Helping rid the world of mines

By Mike Bowerman

Two-hundred and fifty million landmines are the disease; the University of Calgary faculty of Engineering is the cure. Four mechanical and manufacturing engineering students won second place in a national competition held by Mines Action Canada for their design of a solar-powered battery recharger for mine detection equipment. The team members included Aparna Verma, Jason Thomas, Cam Rankin and Michael Hand.

"As part of our fourth-year senior design course we go out into the community and find projects our students can make a contribution to," said U of C engineering professor Daryl Caswell. "We had wanted to work with Mines Action Canada for a while and we ran two projects for Mines Action this time."

Those most affected by landmines are the world’s rural poor, who must garner their living from the same land that is riddled with the devices.
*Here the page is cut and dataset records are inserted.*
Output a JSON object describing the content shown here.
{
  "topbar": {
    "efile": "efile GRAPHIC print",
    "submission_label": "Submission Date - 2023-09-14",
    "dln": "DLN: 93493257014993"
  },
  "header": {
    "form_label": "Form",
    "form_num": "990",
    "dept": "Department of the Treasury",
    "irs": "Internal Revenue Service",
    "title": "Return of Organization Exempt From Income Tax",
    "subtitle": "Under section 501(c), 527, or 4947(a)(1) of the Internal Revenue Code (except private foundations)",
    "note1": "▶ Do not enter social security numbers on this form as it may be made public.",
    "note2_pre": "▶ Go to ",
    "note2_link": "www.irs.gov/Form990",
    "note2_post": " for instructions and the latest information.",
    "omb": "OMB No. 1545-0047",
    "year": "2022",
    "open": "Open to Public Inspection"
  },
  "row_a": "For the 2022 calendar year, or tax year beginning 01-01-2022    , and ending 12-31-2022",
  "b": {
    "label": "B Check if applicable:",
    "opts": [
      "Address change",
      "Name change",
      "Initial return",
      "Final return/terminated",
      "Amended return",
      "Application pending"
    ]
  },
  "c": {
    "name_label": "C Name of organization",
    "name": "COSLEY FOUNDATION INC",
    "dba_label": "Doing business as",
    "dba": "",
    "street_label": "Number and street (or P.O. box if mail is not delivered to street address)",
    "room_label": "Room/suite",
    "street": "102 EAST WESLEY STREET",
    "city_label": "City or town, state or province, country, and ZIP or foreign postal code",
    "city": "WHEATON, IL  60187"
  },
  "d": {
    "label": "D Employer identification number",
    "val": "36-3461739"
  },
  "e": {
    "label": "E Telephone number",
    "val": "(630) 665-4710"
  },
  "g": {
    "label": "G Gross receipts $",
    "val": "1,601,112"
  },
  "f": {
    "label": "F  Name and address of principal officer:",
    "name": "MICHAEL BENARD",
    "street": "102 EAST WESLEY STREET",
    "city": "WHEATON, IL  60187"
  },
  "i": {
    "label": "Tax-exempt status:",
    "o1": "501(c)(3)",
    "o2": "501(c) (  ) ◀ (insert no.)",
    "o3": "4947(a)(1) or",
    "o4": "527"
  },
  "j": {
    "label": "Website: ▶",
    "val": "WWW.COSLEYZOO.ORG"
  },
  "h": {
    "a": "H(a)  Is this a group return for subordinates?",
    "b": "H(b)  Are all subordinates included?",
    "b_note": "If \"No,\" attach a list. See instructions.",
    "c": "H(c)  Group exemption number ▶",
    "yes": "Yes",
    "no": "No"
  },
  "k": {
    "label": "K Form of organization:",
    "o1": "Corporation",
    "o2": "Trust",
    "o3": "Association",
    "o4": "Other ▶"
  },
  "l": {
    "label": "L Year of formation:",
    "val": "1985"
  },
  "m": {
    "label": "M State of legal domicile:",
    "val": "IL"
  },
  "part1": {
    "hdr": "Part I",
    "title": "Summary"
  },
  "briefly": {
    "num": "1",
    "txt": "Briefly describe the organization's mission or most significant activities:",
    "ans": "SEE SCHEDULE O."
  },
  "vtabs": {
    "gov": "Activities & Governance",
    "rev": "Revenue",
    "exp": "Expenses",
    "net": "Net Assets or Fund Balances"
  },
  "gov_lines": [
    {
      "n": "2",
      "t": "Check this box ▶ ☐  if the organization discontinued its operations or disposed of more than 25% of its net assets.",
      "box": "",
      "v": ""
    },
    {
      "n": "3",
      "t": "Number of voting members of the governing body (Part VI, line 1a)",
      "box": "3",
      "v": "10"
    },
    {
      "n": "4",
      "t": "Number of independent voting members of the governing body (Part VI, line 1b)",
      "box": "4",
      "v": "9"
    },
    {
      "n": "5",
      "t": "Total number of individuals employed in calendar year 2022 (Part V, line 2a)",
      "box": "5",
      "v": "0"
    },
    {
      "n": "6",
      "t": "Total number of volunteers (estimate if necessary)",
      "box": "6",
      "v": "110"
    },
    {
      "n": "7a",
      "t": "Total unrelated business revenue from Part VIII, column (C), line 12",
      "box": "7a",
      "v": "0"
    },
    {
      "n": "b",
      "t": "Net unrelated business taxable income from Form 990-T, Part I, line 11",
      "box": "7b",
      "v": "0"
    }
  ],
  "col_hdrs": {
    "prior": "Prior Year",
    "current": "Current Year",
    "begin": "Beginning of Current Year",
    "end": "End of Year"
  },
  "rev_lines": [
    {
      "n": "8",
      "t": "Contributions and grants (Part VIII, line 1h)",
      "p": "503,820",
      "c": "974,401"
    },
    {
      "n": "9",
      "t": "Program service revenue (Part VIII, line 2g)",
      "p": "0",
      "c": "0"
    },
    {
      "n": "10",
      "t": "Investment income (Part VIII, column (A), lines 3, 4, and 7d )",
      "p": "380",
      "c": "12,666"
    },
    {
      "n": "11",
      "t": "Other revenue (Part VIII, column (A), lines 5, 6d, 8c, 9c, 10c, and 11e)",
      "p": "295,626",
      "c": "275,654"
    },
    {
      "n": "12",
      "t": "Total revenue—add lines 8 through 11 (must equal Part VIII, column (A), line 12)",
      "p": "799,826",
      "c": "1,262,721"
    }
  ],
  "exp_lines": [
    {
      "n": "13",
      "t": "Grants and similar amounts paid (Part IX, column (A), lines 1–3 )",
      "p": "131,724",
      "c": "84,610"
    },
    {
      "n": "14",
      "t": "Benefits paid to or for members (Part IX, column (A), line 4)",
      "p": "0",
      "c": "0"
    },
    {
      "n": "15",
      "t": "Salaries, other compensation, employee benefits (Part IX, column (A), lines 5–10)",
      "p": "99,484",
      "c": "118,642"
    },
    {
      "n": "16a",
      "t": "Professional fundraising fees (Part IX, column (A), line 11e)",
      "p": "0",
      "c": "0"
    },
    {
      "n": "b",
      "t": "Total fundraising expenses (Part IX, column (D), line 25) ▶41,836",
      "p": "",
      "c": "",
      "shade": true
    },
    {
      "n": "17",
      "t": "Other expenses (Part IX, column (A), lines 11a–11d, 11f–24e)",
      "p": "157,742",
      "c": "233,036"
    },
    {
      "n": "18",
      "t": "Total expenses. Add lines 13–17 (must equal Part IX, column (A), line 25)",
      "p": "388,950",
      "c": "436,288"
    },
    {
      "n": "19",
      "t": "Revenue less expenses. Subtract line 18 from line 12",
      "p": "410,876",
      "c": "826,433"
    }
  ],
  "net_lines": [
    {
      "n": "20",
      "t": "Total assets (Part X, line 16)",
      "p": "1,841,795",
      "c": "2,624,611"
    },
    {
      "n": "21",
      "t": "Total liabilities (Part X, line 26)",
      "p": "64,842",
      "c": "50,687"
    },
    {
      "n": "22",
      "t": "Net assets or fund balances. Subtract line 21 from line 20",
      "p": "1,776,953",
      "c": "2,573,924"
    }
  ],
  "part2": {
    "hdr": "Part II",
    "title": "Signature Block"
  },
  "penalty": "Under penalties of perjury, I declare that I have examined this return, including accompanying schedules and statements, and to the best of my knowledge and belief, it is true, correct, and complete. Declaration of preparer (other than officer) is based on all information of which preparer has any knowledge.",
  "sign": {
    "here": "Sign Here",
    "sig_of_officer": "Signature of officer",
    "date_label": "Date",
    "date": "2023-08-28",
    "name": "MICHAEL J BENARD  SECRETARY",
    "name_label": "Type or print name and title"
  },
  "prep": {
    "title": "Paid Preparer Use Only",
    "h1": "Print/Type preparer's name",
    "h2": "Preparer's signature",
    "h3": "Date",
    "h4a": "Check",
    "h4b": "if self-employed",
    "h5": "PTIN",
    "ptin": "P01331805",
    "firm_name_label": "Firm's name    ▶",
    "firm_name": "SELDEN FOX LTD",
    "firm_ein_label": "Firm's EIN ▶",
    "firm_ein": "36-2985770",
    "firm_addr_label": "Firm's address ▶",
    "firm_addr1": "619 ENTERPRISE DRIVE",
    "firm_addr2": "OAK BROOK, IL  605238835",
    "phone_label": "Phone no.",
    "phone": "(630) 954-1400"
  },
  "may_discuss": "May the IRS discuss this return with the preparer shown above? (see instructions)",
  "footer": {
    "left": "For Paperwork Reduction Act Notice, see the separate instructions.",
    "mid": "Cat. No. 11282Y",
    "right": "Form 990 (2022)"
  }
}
The result is death or amputations for tens of thousands of men, women and children who accidentally stumble upon these remnants of political strife.

Now graduated from mechanical engineering, team member Aparna Verma appreciated the opportunity to make a contribution to solving the problem.

"If I’m going to be designing something, I want to be doing something that will be helping people," observed Verma. "People put these landmines in these fields and walk away. For 50 or 100 years, in places where people are going without food, there’s hundreds of acres of land that people can’t use for farming because of landmines."
Cam Rankin, who is completing his manufacturing engineering degree, agreed.

"The founding belief in engineering is to better the quality of human life," Rankin noted. "This project helps to reduce human suffering since it’s usually kids and farmers who find these things, usually kids that become amputees as a result of this. If you care about people having food to eat, this issue directly affects that. If people can’t till their land because there are mines in it, then they can’t eat."

MAC requested the recharger in response to some of the practical difficulties de-miners face in the countries they work in. Infrastructure is generally less sophisticated than that in Canada, making electricity scarce and resulting in days lost commuting to and from power sources to recharge equipment. The purpose of the project was making the process more efficient for the de-miners.

"Our goal was not to re-invent the wheel," said Verma. "These technologies already exist; we took a solar-powered battery charger and concentrated on making it portable, easy to use and nearly indestructible–as simple as possible for the people who use it and as reliable as we can."

Completion of the full-year design course is mandatory for mechanical and manufacturing engineering students. During that time the bulk of the students’ efforts are focused towards the completion of a design project. While some projects are more commercially-oriented like a salad spinner, around half have medical uses and others are humanitarian in nature. The students found the hands-on application of their skills instructive.

"The design course is a very valuable course for us to take," said Rankin. "Even if you have problems, you are always interacting with customers and your group. The course marries the technical and soft skills that are needed in engineering today."